= Salcia Landmann =

Jewish writer

Salcia Landmann, born Salcia Passweg (זלציה לנדמן; 18 November 1911 – 16 May 2002), was a Jewish writer. She was born in Zhovkva, Galicia, and died in St. Gallen, Switzerland. She worked on preserving the Yiddish language, and she wrote the important work Der Jüdische Witz (Jewish Humor). She was one of the founders of the International PEN in Liechtenstein. She had one son, Valentin Landmann, and was married to philosopher Michael Landmann from 1939.

== Life ==
Landmann was born Salcia Passweg in Zhovkva, Galicia in 1911. Her parents Israel and Regina Passweg were from well-off Jewish families. She grew up on her grandparents' estate in Zhovkva until she was six, when her parents moved to St Gallen, where she attended grammar school. She studied in Berlin, Basel and later in Geneva, Paris and Zurich, earning a Magistra artis and a doctoral degree, with a dissertation on phenomenology and ontology and Martin Heidegger.
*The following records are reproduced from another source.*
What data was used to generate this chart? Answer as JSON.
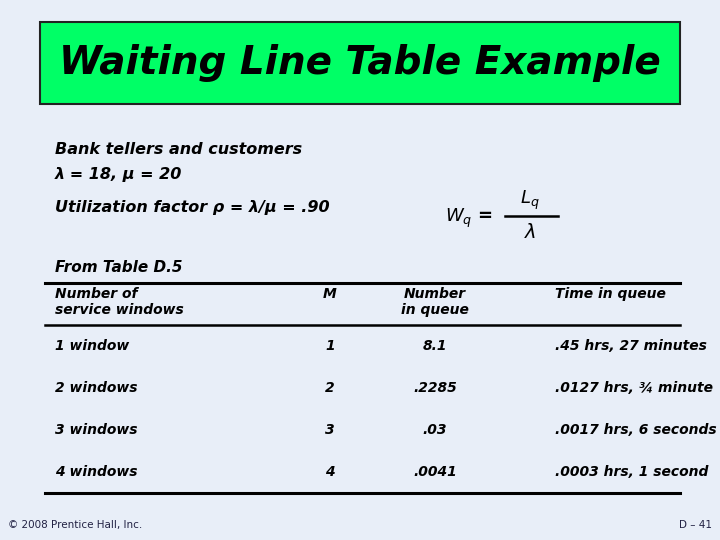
{
  "title": "Waiting Line Table Example",
  "title_bg": "#00FF66",
  "title_color": "#000000",
  "subtitle_line1": "Bank tellers and customers",
  "subtitle_line2": "λ = 18, μ = 20",
  "util_text": "Utilization factor ρ = λ/μ = .90",
  "from_table": "From Table D.5",
  "col_headers_line1": [
    "Number of",
    "M",
    "Number",
    "Time in queue"
  ],
  "col_headers_line2": [
    "service windows",
    "",
    "in queue",
    ""
  ],
  "rows": [
    [
      "1 window",
      "1",
      "8.1",
      ".45 hrs, 27 minutes"
    ],
    [
      "2 windows",
      "2",
      ".2285",
      ".0127 hrs, ¾ minute"
    ],
    [
      "3 windows",
      "3",
      ".03",
      ".0017 hrs, 6 seconds"
    ],
    [
      "4 windows",
      "4",
      ".0041",
      ".0003 hrs, 1 second"
    ]
  ],
  "bg_color": "#e8eef8",
  "footer_left": "© 2008 Prentice Hall, Inc.",
  "footer_right": "D – 41"
}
Landmann worked on preserving the Yiddish language, and she wrote the important work Der Jüdische Witz (Jewish Humor). The book contained more than a thousand Jewish jokes, a foreword by Professor Carlo Schmid and an introduction by Landmann. Landmann also wrote about Jewish cookery from Eastern Europe, and worked as a translator on a number of Yiddish works, including stories by Scholem Alejchem. She wrote numerous newspaper articles, and published anthologies of anecdotes, essays and proverbs documenting Jewish culture.

She was one of the founders of the International PEN in Liechtenstein in 1978.

She had one son, Valentin Landmann, and was married to philosopher Michael Landmann from 1948. She met her husband in Basel, where the couple became friendly with Jean Amery, Ernst Bloch, Max Horkheimer and Martin Buber.

She died in St. Gallen, Switzerland in 2002, at the age of 90. After her death her son donated her archives to the Vadiana Cantonal Library in St. Gallen.